Haydi 7 kasımda referanduma!

Yıldıray Oğur (TARAF)

Ben çok sıkıldım, ya siz?

 Bütün ömrümü Anayasa Mahkemesi üyelerinin 65 yaşlarını doldurup emekli olmasını bekleyerek geçirmek istemiyorum doğrusu.

 Hem de yerlerine atanacakların bir Haşim Kılıç, bir Osman Can olacağının da garantisi yok.

 Kafaları vicdanlarına kadar, içleri memleketin çer çöp ideolojileriyle dolu pembe evrak dosyalarının içine gömülmüş mahkeme üyelerine “adalet” diye yalvarmaya da hiç niyetim yok.

 Onların dünya klasiklerini okuyup Türkçelerini düzeltmelerini, evrensel hukuk literatürünü okuyup içlerine sindirmelerini beklemeye de sabrım kalmadı.

 Bu demokrasi krizinden çıkmak için Tayyip Erdoğan’ın gözlerinin içine bakıp bakıp yeni anayasa hayallerine dalmak, Şile kongresindeki bilmem ne sözünden ümitlenip, Şişli kongresindeki bilmem ne sözünden kahrolmak da istemiyorum artık.

 Demokrasi olmadığı için hapse düşmüş bir başbakandan demokrasi dilenmek ağrıma gidiyor çünkü.

 Aslında bir gün İlker Başbuğ’un o tehditkâr parmağı “Sayın Başbakanım bir şey söylemek istiyorum” demek için de kalkar mı diye bayağı bir merak içindeyim ama normal şartlar içinde bu yüzyılda o parmağın evrimini tamamlaması da zor gözüküyor bana.

 Saklamayın benden yoksa Cemil Çiçek de Demirel gibi Osman Müftüoğlu’nun hastası mıdır?

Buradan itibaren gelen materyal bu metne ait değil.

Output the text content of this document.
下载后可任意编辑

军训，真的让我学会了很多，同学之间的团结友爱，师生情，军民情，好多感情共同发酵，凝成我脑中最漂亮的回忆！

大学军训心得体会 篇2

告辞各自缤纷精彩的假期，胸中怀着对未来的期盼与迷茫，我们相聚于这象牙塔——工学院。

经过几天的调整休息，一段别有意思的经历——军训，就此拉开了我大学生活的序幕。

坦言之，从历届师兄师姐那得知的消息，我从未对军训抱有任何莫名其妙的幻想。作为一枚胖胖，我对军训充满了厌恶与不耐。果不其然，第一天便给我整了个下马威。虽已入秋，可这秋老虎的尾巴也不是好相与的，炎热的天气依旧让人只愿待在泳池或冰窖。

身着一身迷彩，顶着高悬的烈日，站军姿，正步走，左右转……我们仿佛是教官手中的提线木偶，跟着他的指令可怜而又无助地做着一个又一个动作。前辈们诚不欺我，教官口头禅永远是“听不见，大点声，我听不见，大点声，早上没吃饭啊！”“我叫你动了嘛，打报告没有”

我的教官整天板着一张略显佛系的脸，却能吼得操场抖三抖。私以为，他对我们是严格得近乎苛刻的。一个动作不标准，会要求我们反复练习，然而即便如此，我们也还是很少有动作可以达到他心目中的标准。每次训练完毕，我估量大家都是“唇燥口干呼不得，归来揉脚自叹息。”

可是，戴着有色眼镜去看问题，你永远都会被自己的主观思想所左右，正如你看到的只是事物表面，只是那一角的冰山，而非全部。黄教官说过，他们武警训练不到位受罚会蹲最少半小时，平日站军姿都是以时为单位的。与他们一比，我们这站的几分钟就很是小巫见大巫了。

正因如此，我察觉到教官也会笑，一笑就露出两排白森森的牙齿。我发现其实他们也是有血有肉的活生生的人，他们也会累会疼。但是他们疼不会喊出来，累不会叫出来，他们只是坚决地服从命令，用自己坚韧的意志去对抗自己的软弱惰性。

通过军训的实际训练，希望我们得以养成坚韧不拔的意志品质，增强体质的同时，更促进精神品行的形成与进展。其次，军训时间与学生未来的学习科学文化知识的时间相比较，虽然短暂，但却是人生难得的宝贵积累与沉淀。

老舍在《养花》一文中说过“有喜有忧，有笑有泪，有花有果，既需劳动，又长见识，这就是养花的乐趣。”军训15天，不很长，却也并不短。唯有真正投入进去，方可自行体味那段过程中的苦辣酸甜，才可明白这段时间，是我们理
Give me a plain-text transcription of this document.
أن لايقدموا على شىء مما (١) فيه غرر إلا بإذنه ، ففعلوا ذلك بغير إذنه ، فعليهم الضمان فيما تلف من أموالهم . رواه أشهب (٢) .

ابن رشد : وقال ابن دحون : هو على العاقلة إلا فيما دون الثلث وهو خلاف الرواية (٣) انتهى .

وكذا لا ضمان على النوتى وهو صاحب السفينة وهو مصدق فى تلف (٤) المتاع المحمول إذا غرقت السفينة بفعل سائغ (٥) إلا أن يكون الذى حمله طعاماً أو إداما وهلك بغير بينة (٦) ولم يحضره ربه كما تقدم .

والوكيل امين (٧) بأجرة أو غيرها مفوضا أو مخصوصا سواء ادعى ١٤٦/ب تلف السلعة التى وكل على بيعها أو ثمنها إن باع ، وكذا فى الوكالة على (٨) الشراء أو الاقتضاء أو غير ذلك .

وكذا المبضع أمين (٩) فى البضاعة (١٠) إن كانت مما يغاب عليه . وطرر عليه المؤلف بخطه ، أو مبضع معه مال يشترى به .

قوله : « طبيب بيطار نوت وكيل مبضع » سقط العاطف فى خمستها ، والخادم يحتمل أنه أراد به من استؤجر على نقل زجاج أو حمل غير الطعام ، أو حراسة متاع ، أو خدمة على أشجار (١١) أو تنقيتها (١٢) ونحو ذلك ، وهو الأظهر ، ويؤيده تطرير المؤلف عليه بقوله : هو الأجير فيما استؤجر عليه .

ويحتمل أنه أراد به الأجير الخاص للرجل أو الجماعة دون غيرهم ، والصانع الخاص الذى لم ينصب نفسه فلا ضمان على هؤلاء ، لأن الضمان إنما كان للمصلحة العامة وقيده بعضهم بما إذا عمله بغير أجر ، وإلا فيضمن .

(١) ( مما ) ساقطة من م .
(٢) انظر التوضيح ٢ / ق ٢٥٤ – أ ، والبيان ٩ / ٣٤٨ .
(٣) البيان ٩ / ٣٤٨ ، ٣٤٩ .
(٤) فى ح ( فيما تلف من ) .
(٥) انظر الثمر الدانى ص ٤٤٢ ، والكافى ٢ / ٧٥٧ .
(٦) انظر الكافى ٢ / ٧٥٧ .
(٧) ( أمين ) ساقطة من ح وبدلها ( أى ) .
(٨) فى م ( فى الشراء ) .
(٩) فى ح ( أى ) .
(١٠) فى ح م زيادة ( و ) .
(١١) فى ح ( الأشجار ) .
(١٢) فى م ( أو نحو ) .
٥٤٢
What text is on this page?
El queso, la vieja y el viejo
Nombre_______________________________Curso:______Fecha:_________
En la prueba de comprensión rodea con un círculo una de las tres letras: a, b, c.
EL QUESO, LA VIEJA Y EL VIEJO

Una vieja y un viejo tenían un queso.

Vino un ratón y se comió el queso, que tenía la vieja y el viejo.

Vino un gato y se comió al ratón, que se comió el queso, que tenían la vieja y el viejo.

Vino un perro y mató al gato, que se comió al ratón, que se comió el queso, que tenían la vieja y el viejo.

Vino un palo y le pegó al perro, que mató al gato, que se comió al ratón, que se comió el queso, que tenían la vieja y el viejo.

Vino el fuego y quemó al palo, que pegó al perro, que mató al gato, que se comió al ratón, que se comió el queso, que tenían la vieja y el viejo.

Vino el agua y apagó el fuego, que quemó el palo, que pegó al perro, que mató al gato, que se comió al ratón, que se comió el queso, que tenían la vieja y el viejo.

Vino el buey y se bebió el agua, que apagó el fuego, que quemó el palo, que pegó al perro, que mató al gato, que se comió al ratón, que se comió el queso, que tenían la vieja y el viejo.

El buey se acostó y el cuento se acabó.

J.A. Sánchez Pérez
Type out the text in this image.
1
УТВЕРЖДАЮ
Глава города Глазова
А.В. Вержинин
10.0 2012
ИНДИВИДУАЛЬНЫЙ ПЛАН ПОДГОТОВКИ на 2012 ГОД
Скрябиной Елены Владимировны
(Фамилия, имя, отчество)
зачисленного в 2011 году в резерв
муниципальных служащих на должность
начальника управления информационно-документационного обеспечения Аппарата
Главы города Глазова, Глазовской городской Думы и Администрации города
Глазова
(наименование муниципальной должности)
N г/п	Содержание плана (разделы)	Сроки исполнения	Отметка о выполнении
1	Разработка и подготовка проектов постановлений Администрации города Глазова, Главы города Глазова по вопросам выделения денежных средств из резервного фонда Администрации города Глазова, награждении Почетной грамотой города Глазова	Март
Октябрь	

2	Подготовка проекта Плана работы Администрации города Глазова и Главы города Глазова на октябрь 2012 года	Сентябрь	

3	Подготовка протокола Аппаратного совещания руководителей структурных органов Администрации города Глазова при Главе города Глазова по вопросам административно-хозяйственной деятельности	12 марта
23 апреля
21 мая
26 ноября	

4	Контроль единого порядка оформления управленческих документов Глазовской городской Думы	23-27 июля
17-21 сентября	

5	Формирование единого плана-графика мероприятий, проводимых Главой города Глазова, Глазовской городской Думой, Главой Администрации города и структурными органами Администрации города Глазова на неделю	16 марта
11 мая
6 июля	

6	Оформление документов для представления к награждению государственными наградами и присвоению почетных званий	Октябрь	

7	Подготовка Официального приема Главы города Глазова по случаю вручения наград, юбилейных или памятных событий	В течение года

Çok merak ediyorum artık kaç dönem daha demokratikleşme adımlarının, AB uyum reformlarının çeşnicibaşısı olarak çalışacağını? Kaç on yıl daha onun damak tadına uygun tatsız, tuzsuz özgürlükleri yiyip içeceğiz?

 Bu fena karamsarlık içinde tek neşe kaynağım ise “CHP bir gün AB’ye destek verse, zaten Atatürk de önümüze AB hedefini koymuştu” diye diye bütün ömürlerini geçirmekte kararlı gözüken laik demokrat polyannacılar. Kemal Derviş sevabına dönüp bir süre onlara liderlik etse cennetlik olacak.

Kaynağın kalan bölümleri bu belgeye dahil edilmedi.